Ia berdiri,langkahnya pelan menuju ranjang.
Lampu kamar hanya menyisakan cahaya temaram, membentuk siluet samar tubuhnya yang letih namun tetap anggun.
Sebelum berbaring, Alma menarik selimutnya perlahan.
Udara malam Semarang terasa lembut di kulitnya, membawa aroma samar dari luar jendela — campuran parfum mahal, asap, dan kenangan yang belum hilang sepenuhnya.
Perlahan ia menutup mata.
Satu napas panjang keluar dari bibirnya, seperti seseorang yang akhirnya mengizinkan dirinya untuk beristirahat.
Malam pun menelan semuanya,
dan Grand Amartha, di kejauhan sana, kembali diam di bawah langit kota.
Sinar matahari pagi menembus tirai kamar, menimpa wajah Alma yang masih terlelap.
Ia berguling pelan, memejamkan mata lebih rapat, seolah ingin memperpanjang ketenangan yang langka itu.
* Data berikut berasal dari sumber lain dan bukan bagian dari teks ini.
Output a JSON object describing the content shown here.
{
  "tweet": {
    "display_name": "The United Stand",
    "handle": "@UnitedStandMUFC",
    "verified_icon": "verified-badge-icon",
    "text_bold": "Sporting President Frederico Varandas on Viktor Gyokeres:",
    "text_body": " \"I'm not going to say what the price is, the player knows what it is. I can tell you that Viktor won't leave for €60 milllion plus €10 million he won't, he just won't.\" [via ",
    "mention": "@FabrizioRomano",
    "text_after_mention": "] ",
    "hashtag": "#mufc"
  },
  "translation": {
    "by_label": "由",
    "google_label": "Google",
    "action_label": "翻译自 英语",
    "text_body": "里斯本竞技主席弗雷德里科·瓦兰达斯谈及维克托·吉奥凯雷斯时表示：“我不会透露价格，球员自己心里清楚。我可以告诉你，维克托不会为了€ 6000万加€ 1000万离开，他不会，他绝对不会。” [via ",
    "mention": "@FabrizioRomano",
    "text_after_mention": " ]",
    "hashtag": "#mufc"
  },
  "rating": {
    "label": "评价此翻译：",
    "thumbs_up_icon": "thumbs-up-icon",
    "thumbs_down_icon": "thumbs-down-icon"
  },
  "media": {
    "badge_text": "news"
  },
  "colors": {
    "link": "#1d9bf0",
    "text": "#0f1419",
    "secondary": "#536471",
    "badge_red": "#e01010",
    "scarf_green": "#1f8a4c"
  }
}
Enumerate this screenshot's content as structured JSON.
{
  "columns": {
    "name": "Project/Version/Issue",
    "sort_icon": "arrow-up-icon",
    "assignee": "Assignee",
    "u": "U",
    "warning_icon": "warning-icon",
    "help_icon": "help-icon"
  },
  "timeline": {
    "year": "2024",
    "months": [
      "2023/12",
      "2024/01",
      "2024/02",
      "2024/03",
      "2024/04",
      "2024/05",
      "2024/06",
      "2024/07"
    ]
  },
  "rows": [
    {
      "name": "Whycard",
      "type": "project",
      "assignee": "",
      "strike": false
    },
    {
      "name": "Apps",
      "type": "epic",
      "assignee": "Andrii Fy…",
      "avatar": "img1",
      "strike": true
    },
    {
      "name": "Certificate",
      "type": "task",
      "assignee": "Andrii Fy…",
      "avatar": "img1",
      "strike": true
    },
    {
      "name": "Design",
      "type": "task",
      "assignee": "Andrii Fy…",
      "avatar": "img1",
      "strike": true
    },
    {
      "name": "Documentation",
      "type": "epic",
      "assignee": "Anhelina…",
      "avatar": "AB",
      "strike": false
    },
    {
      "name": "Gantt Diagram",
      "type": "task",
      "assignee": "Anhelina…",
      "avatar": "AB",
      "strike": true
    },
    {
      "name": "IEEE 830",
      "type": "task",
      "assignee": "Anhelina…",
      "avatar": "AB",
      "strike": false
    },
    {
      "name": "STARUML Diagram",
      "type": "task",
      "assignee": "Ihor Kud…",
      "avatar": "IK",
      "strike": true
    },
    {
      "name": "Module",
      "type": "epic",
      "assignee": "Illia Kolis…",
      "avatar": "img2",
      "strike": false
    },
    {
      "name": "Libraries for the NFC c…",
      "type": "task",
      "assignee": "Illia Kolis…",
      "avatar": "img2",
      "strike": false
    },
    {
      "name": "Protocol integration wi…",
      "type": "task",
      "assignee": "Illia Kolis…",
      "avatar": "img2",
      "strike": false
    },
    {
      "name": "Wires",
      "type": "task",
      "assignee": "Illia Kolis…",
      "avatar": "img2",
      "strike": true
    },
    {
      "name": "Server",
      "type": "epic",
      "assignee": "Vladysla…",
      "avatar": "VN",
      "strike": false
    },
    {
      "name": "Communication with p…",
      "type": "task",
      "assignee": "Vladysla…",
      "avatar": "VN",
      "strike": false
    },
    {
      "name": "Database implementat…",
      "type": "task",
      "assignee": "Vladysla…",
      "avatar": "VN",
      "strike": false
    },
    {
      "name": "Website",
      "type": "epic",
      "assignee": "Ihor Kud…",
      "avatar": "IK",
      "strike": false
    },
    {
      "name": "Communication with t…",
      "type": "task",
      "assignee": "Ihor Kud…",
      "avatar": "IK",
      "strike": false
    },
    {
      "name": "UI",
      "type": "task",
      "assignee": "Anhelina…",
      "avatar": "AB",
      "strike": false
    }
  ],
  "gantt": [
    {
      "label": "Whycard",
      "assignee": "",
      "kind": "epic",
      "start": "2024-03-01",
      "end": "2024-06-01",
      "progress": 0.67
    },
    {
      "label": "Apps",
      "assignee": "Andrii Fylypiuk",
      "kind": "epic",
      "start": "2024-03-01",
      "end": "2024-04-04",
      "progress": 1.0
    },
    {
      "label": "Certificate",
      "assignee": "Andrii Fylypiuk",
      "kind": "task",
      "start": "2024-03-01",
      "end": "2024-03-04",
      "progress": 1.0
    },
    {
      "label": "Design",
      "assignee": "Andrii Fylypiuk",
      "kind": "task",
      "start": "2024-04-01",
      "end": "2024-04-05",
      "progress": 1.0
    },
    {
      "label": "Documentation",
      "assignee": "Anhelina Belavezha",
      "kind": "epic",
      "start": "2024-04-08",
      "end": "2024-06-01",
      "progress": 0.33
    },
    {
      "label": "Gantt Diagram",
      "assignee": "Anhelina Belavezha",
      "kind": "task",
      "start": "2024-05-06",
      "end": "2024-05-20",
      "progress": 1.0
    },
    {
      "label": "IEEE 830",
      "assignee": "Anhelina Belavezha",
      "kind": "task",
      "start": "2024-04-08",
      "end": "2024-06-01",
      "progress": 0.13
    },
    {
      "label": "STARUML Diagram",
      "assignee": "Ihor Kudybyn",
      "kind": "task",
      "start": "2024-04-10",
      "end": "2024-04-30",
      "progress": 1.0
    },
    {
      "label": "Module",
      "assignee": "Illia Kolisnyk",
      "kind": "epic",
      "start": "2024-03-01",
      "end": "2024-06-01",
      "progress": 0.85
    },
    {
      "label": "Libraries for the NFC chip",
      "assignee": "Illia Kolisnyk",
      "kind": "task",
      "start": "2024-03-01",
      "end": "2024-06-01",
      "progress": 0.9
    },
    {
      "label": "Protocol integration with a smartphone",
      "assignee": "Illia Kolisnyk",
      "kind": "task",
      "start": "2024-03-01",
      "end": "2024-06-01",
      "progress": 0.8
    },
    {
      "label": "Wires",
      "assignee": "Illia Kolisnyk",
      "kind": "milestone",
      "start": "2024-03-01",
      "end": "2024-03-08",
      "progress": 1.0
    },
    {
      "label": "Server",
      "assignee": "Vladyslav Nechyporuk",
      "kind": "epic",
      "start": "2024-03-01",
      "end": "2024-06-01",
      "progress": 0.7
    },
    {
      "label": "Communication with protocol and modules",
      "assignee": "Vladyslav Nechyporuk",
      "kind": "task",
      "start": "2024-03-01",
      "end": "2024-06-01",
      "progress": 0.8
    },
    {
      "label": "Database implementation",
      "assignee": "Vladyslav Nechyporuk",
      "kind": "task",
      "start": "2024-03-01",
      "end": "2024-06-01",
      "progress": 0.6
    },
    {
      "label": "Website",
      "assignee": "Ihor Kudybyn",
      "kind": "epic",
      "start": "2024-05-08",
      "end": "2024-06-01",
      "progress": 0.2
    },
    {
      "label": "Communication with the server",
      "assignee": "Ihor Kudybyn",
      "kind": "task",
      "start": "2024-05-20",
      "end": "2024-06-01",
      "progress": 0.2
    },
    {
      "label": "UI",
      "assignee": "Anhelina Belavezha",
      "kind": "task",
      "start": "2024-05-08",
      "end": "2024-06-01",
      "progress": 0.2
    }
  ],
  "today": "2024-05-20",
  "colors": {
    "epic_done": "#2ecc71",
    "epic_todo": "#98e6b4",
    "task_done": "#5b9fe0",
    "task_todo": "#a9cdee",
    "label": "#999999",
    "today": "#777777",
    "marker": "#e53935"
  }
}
Dari luar kamar, terdengar suara langkah pengasuh yang sedang menyiapkan sarapan kecil.
Asha sudah bangun sejak subuh, tapi suara tawanya kini samar — mungkin sedang bermain di ruang tamu.
Alma akhirnya bangun juga. Ia duduk di tepi ranjang, meraih ponsel di meja samping tempat tidur
Layar menyala, dan di antara notifikasi pesan masuk, dari Ardan.
"Al kamu datang kan malam ini?."
Alma menatap pesan itu beberapa detik, jari-jarinya diam di atas layar.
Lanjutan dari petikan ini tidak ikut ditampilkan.